A 2018 recall that wiped Santa Clara County Judge Aaron Persky off the bench was threatened by parents in Contra Costa, which caused an immediate investigation of three of the county's judges.
Turns out, parents were right. The investigation revealed Judge Hardie and Judge Fannin had direct ties to money laundering operations that take children from loving parents and sell those children into sex trafficking rings, while non- profits collect fees for the children placed into foster care.
" Parents protesting in the streets of the upscale Walnut Creek community was very embarrassing to local officials and court employees. That protest launched not only a criminal investigation by the FBI. but also the local grand jury."said the former grand juror who asked to speak off the record.

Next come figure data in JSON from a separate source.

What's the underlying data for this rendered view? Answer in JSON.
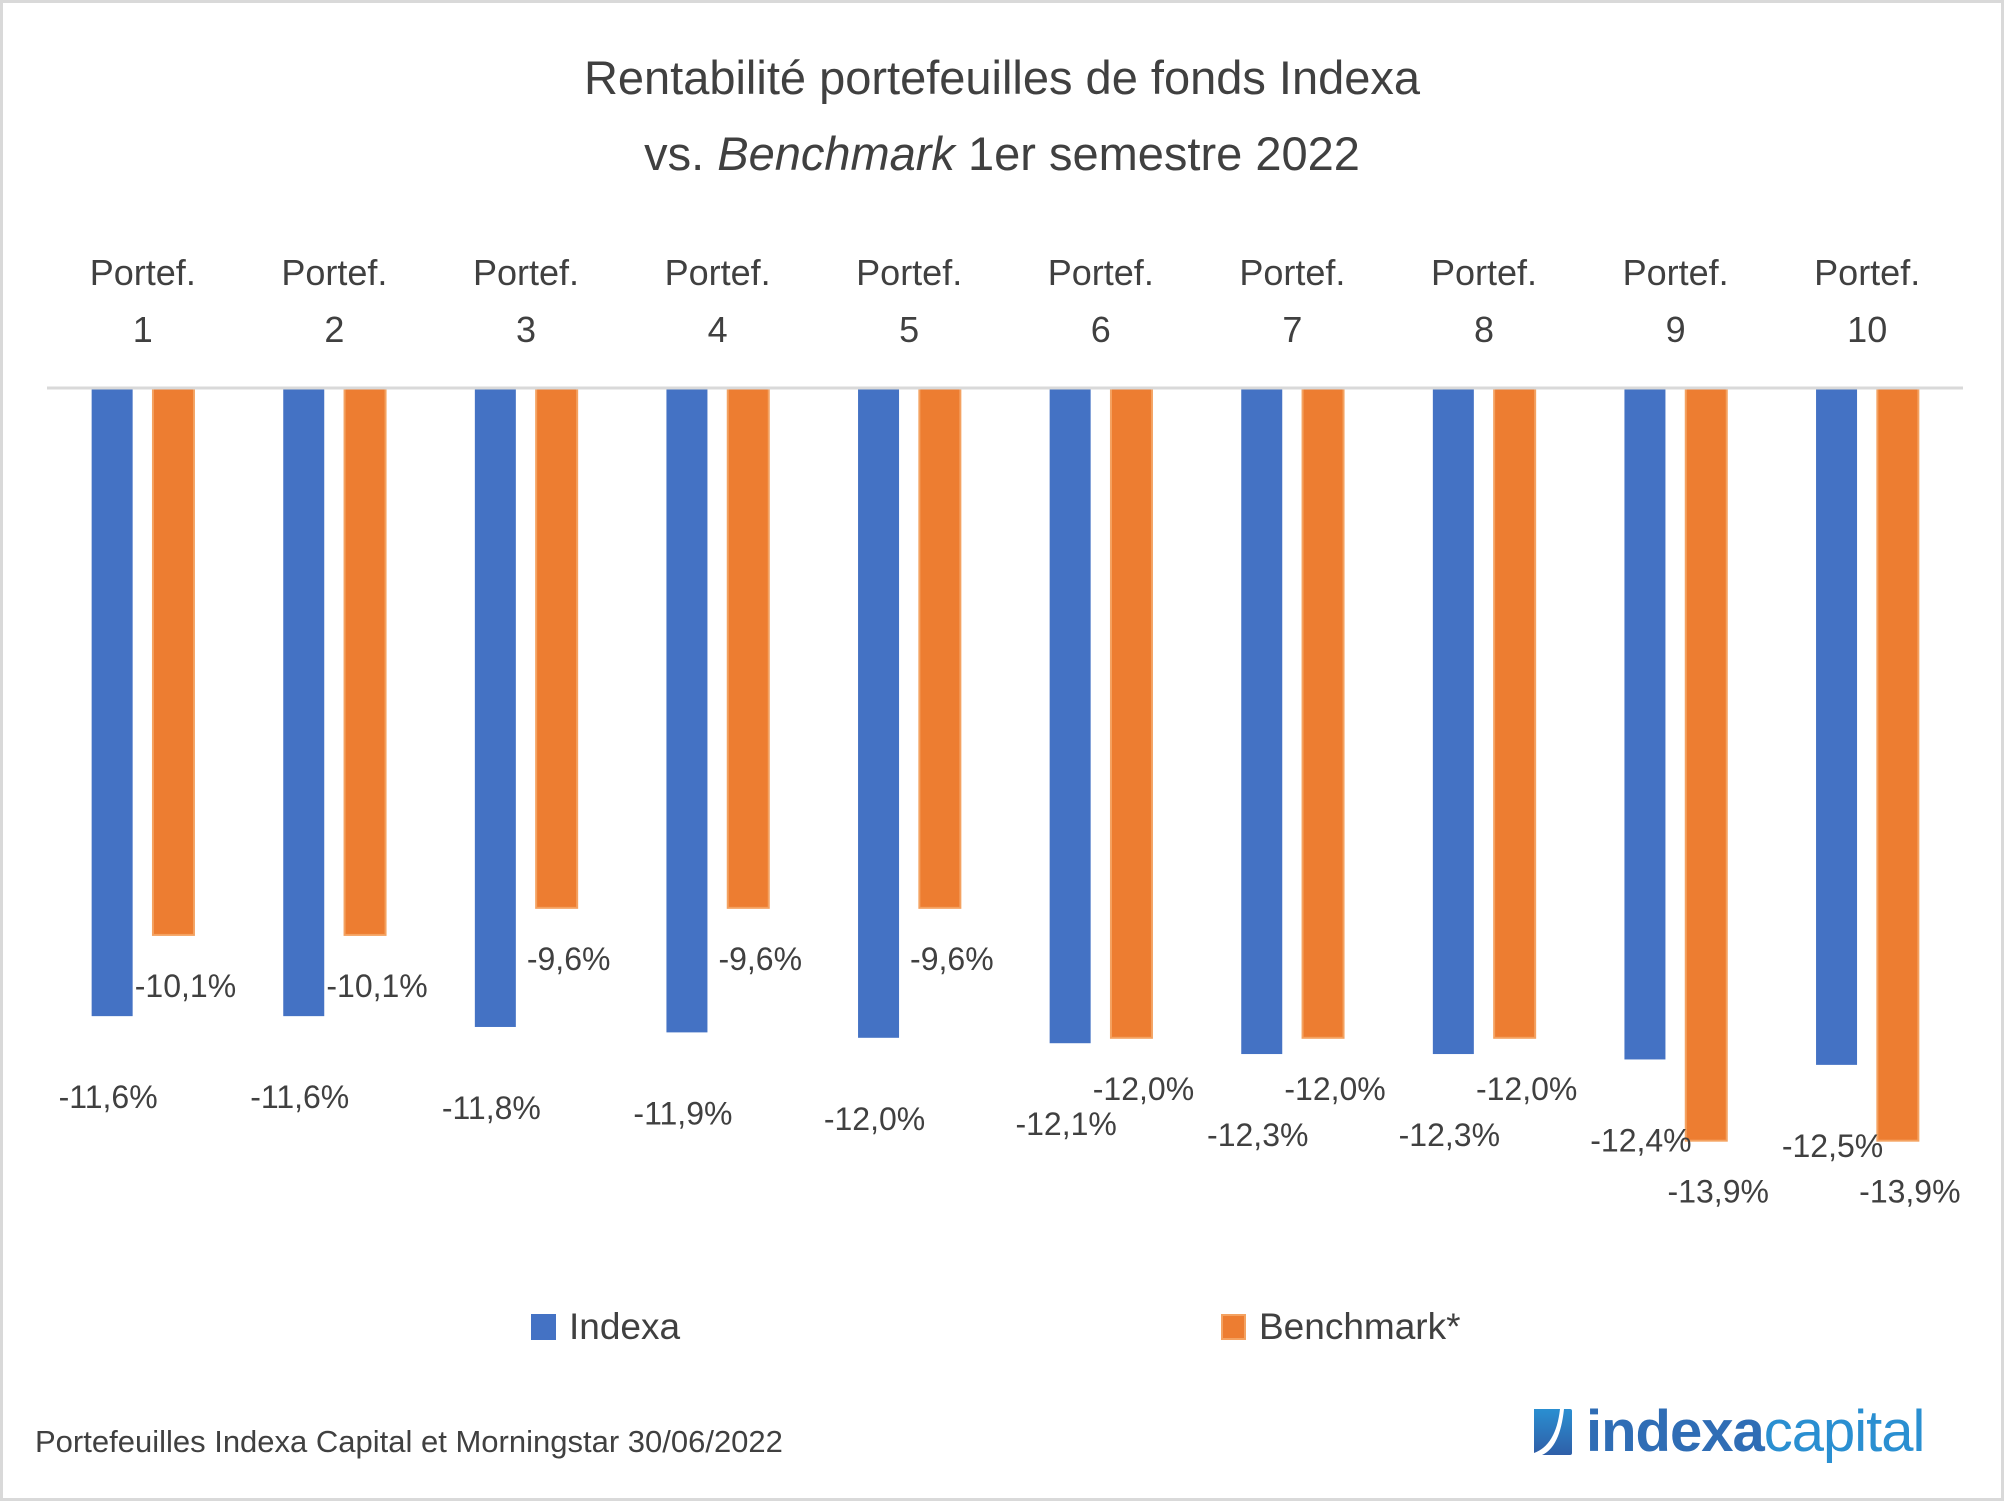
{
  "title": {
    "line1": "Rentabilité portefeuilles de fonds Indexa",
    "line2_prefix": "vs. ",
    "line2_italic": "Benchmark",
    "line2_suffix": " 1er semestre 2022"
  },
  "colors": {
    "indexa": "#4472c4",
    "benchmark": "#ed7d31",
    "benchmark_edge": "#f4a261",
    "axis": "#d9d9d9",
    "text": "#404040"
  },
  "chart_data": {
    "type": "bar",
    "title": "Rentabilité portefeuilles de fonds Indexa vs. Benchmark 1er semestre 2022",
    "xlabel": "",
    "ylabel": "",
    "ylim": [
      -15,
      0
    ],
    "grid": false,
    "legend_position": "bottom",
    "categories": [
      [
        "Portef.",
        "1"
      ],
      [
        "Portef.",
        "2"
      ],
      [
        "Portef.",
        "3"
      ],
      [
        "Portef.",
        "4"
      ],
      [
        "Portef.",
        "5"
      ],
      [
        "Portef.",
        "6"
      ],
      [
        "Portef.",
        "7"
      ],
      [
        "Portef.",
        "8"
      ],
      [
        "Portef.",
        "9"
      ],
      [
        "Portef.",
        "10"
      ]
    ],
    "series": [
      {
        "name": "Indexa",
        "values": [
          -11.6,
          -11.6,
          -11.8,
          -11.9,
          -12.0,
          -12.1,
          -12.3,
          -12.3,
          -12.4,
          -12.5
        ],
        "labels": [
          "-11,6%",
          "-11,6%",
          "-11,8%",
          "-11,9%",
          "-12,0%",
          "-12,1%",
          "-12,3%",
          "-12,3%",
          "-12,4%",
          "-12,5%"
        ]
      },
      {
        "name": "Benchmark*",
        "values": [
          -10.1,
          -10.1,
          -9.6,
          -9.6,
          -9.6,
          -12.0,
          -12.0,
          -12.0,
          -13.9,
          -13.9
        ],
        "labels": [
          "-10,1%",
          "-10,1%",
          "-9,6%",
          "-9,6%",
          "-9,6%",
          "-12,0%",
          "-12,0%",
          "-12,0%",
          "-13,9%",
          "-13,9%"
        ]
      }
    ]
  },
  "legend": {
    "indexa_label": "Indexa",
    "benchmark_label": "Benchmark*"
  },
  "footer": {
    "source": "Portefeuilles Indexa Capital et Morningstar 30/06/2022"
  },
  "logo": {
    "word1": "indexa",
    "word2": "capital"
  }
}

The juror also expressed frustration over the lack of media coverage on the topic. " We never saw this coming because mainstream media never covers what is really going on in the county's family courts". he added.
Judges in the county appeared rattled over the investigation, which is leading to supervised visitation and reunification camps where judges hold financial interests through their spouses and family members to avoid disclosure.
Of the $153 million budgeted for foster kids. less than 1 percent was determined to be going to benefit foster youth. Worse were the judges who ignored the law and took children from their parents for no legal reason.
SANTA CRUZ - Judge Hell
A Santa Cruz mother described the year a CPS worker took her 2 year old, causing the mother to pay $40,000 she paid to get her child back.
" The payment felt like a ransom" , explained the young mother, "we had to pay to defend CPS worker's allegations and we lost two years with our daughter as result. Nobody was held accountable."
The Grand Jury didn't investigate the use of supervised visitation, where several judges have a financial interest. Reunification camps and private businesses benefitting from court contracts and judge appointments appear to be connected not only to the financial interests of judges, but to sex trafficking and money laundering operations working in secret in California's family courts.